Are others "troubled," or is it just me? I'm troubled, or perhaps another word would be "disturbed," way down deep inside my mind and soul, and pretty much as a regular thing, because there are so many topics and questions and challenges about which I want to express myself, and pray about, but don't seem to ever take enough time to do that prayerful communicating when I'm in a situation where it would be appropriate. Part of the reason is that there are so many other things to do. Washing and putting away dishes. Cleaning. Taking care of grandchildren and parents. Dealing with the important but practical details of life. And I didn't even mention working for a living!
So what are some of those topics? I'd like to revisit the question of marriage and sexuality, not to change what I've said before, but to dig deeper.
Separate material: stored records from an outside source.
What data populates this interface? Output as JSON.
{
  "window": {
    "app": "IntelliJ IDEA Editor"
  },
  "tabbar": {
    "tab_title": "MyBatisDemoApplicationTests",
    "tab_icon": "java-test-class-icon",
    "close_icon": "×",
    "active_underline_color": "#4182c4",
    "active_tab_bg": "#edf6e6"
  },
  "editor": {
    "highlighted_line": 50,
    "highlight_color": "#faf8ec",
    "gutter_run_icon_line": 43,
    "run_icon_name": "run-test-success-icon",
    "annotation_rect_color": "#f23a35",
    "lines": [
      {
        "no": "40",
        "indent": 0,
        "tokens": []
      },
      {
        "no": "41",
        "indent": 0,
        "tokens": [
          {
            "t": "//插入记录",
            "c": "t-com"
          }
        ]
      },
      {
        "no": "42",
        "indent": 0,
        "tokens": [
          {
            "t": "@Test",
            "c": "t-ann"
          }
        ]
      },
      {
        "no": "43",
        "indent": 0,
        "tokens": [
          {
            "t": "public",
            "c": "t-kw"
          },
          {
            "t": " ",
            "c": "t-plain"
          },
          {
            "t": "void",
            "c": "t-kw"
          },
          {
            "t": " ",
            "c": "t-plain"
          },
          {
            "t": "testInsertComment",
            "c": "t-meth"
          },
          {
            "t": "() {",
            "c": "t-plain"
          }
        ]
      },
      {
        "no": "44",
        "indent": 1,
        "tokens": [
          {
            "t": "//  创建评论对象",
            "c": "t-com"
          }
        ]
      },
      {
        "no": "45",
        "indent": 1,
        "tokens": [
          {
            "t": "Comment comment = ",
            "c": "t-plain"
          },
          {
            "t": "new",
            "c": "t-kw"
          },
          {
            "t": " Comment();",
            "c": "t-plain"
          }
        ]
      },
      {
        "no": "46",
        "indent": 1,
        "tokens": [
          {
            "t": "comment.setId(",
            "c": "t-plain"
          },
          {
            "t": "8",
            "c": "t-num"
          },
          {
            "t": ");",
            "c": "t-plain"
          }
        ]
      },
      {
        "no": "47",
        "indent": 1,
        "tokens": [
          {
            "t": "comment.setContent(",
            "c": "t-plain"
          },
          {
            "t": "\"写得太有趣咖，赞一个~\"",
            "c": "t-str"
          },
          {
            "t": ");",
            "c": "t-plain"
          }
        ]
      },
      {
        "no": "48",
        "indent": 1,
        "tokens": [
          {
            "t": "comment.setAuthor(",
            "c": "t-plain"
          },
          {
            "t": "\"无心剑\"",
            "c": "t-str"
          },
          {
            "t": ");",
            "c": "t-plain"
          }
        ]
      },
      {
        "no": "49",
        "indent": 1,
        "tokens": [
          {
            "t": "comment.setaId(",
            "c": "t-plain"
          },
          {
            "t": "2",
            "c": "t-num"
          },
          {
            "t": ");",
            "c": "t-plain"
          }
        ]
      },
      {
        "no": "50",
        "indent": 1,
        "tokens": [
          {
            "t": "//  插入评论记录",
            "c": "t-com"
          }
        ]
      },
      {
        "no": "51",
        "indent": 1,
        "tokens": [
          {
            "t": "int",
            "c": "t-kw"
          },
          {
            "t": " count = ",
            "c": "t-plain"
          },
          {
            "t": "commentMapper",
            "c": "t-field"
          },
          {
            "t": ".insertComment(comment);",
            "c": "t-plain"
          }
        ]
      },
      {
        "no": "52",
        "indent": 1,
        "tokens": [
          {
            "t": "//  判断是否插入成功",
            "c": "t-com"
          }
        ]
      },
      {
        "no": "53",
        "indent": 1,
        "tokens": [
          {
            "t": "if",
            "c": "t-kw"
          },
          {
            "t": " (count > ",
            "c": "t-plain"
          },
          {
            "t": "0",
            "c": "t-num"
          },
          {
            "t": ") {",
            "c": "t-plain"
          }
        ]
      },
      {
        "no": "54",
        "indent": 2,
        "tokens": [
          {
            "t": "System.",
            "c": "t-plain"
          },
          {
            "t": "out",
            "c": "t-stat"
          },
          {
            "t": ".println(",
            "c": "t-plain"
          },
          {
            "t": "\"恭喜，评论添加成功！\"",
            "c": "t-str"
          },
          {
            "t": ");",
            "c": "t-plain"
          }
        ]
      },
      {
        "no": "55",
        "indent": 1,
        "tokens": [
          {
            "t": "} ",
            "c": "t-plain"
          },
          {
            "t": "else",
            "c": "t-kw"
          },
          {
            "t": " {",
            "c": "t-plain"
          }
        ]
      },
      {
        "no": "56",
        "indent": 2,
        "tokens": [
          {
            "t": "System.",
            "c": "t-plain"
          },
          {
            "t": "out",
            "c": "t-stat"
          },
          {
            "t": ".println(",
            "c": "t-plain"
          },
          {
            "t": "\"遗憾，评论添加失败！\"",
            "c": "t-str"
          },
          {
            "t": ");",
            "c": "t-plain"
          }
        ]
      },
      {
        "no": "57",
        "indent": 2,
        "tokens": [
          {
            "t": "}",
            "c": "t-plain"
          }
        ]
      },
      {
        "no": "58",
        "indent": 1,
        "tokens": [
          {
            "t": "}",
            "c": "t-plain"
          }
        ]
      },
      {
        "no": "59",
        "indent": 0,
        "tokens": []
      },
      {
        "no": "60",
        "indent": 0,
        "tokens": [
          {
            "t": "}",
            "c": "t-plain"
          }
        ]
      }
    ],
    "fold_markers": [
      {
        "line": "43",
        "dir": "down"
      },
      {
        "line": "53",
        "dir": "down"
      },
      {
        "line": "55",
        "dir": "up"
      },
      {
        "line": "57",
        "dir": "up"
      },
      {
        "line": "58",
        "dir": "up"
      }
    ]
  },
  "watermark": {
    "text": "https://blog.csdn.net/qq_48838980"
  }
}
I'd like to say something about why I don't believe some topics, such as sexuality and marriage should be addressed "in public" as a first priority concern, while other topics need to be brought into the foreground. I'd like to write more about my understanding of what Jesus did to the world through his death and resurrection. Then I'd share what all these things mean for evangelistic work today.
But tonight, as I sit here after putting one of our grandchildren to bed at his home, I'm tired and would rather do other things before his parents get home. Then, in the morning, it'll be back to work. I'm thankful, so much so, for this life, but I do often feel "troubled" as I wrote above. I'll just need to pray, let go, and trust that the time will come for those deeper things.